Pierre WEISS et le club house.

Je ne sais quoi penser de cet article paru dans la tribune de Genève du 6 novembre qui met en avant une lecture de notre administration que j’ignorais. Le droit d’entrée de notre société coûte CHF 25.- par an. Je cite la TdG, -"C’est le tarif minimum pour profiter des prestations de l’Etat."

Je ne commenterai pas les propositions du PLR qui abat ses cartes en soufflant le chaud et le froid sur la République, non. Je tiens absolument à disséquer ce commentaire qui n’a appelé, à ma connaissance, aucun correctif de la part de l’intéressé.

Pour commencer, le sens, même multiple, des mots est important et utiliser le verbe profiter apparaît comme un choix peser, délibérer.

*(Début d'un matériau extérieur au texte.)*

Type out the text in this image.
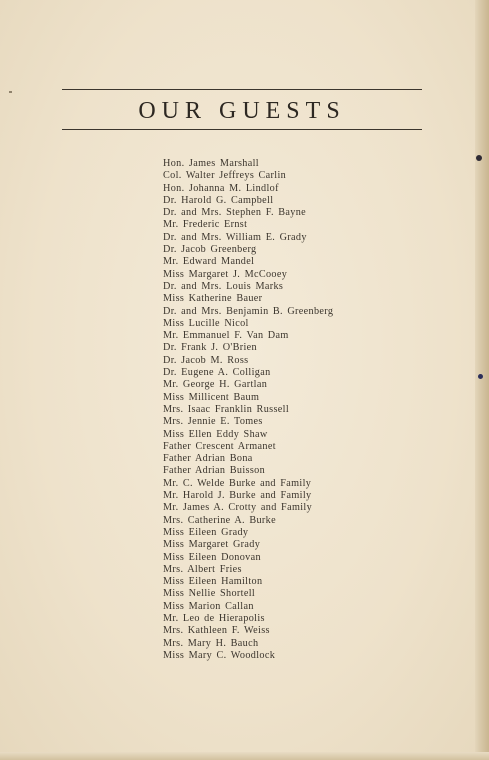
OUR GUESTS
Hon. James Marshall
Col. Walter Jeffreys Carlin
Hon. Johanna M. Lindlof
Dr. Harold G. Campbell
Dr. and Mrs. Stephen F. Bayne
Mr. Frederic Ernst
Dr. and Mrs. William E. Grady
Dr. Jacob Greenberg
Mr. Edward Mandel
Miss Margaret J. McCooey
Dr. and Mrs. Louis Marks
Miss Katherine Bauer
Dr. and Mrs. Benjamin B. Greenberg
Miss Lucille Nicol
Mr. Emmanuel F. Van Dam
Dr. Frank J. O'Brien
Dr. Jacob M. Ross
Dr. Eugene A. Colligan
Mr. George H. Gartlan
Miss Millicent Baum
Mrs. Isaac Franklin Russell
Mrs. Jennie E. Tomes
Miss Ellen Eddy Shaw
Father Crescent Armanet
Father Adrian Bona
Father Adrian Buisson
Mr. C. Welde Burke and Family
Mr. Harold J. Burke and Family
Mr. James A. Crotty and Family
Mrs. Catherine A. Burke
Miss Eileen Grady
Miss Margaret Grady
Miss Eileen Donovan
Mrs. Albert Fries
Miss Eileen Hamilton
Miss Nellie Shortell
Miss Marion Callan
Mr. Leo de Hierapolis
Mrs. Kathleen F. Weiss
Mrs. Mary H. Bauch
Miss Mary C. Woodlock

Comme n’importe qui, j’ai lu l’article sans relever de particularité qui ferait du PLR une force politique nouvelle. Et tout à la fin, je me suis regardé dans la glace non comme un acteur de la communauté mais comme un profiteur. Je tiens ici à rendre hommage à ce fin sociologue qui n’a pas oublié le côté subversif de ses études.

Alors que notre société repose sur la solidarité et le sens commun, le monde selon Pierre WEISS m’autorise à payer un droit d’impôt avant de m’acquitter de mon tribut, pour donner ses moyens de fonctionnement à l’état et à Pierre WEISS soit dit en passant.

Il y a pourtant un détail qui me reste en travers de la gorge. Cette vision du droit servile, entretenu et non contesté par les formations dites conservatrices. Je vis dans une république qui se veut laïque et je n’ai pas à justifier mon existence par une taxe qui se veut différente de l’impôt sur les chiens par exemple. Pour mémoire, un impôt est progressif alors qu’une taxe est forfaitaire. Mais quand l’Etat entretien le flou, c’est pour mon bien.

J’eusse préféré être assimilé à un animale de rente qui, lui, se gouverne. A quoi l’intéresser me répondrait sans doute qu’il se préfère... Comme je le comprends.